WASHINGTON: A health worker with the US Centers for Disease Control and Prevention has returned to the United States after possible exposure to Ebola while working in Sierra Leone, the agency said on Wednesday.
The CDC downplayed the risk of infection, describing the person's contact with another infected health worker as "low-risk" and saying the CDC staffer was not showing symptoms.
"CDC has returned a staff member from West Africa by charter flight after the employee had low-risk contact with an international health worker who recently tested positive for Ebola," said a statement.
"The CDC staff member worked in close proximity (within three feet (one meter)) in the same room with the ill person for a prolonged period when that individual had symptoms."
The CDC did not say whether the staffer was male or female.

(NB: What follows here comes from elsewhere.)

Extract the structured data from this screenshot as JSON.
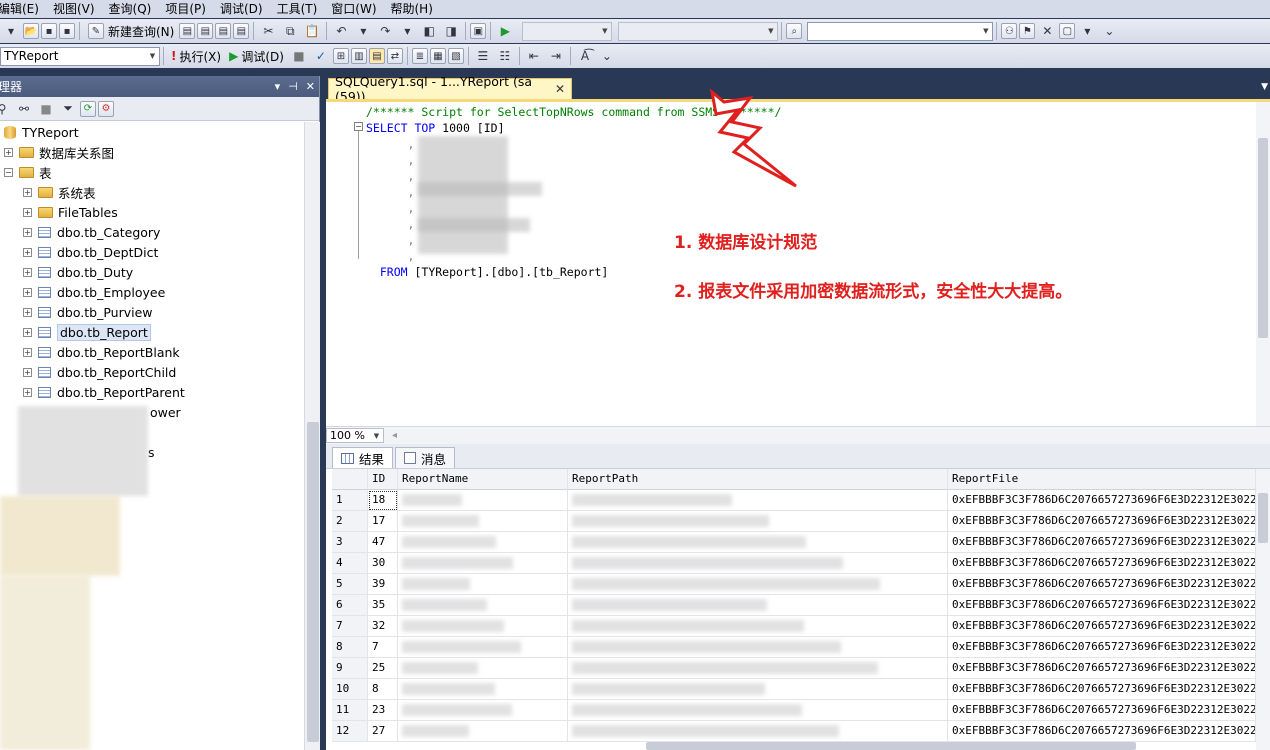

West Africa is in the midst of the largest outbreak of Ebola in history.
More than 1,400 people have been killed by the hemorrhagic virus in Guinea, Sierra Leone, Liberia and Nigeria since the start of the year.
"The CDC staff person is not sick with Ebola, does not show symptoms of the disease and, therefore, poses no Ebola-related risk to friends, family, co-workers, or the public," the statement said.
"The exposed staff person is not restricted to staying at home and could return to assigned work duties at CDC during the 21-day period of symptom monitoring."
Ebola has an incubation period of three weeks, though symptoms typically appear within two to 10 days of infection.
The virus causes fever, vomiting, diarrhea and internal bleeding. It has been fatal in just over half of cases in the current outbreak.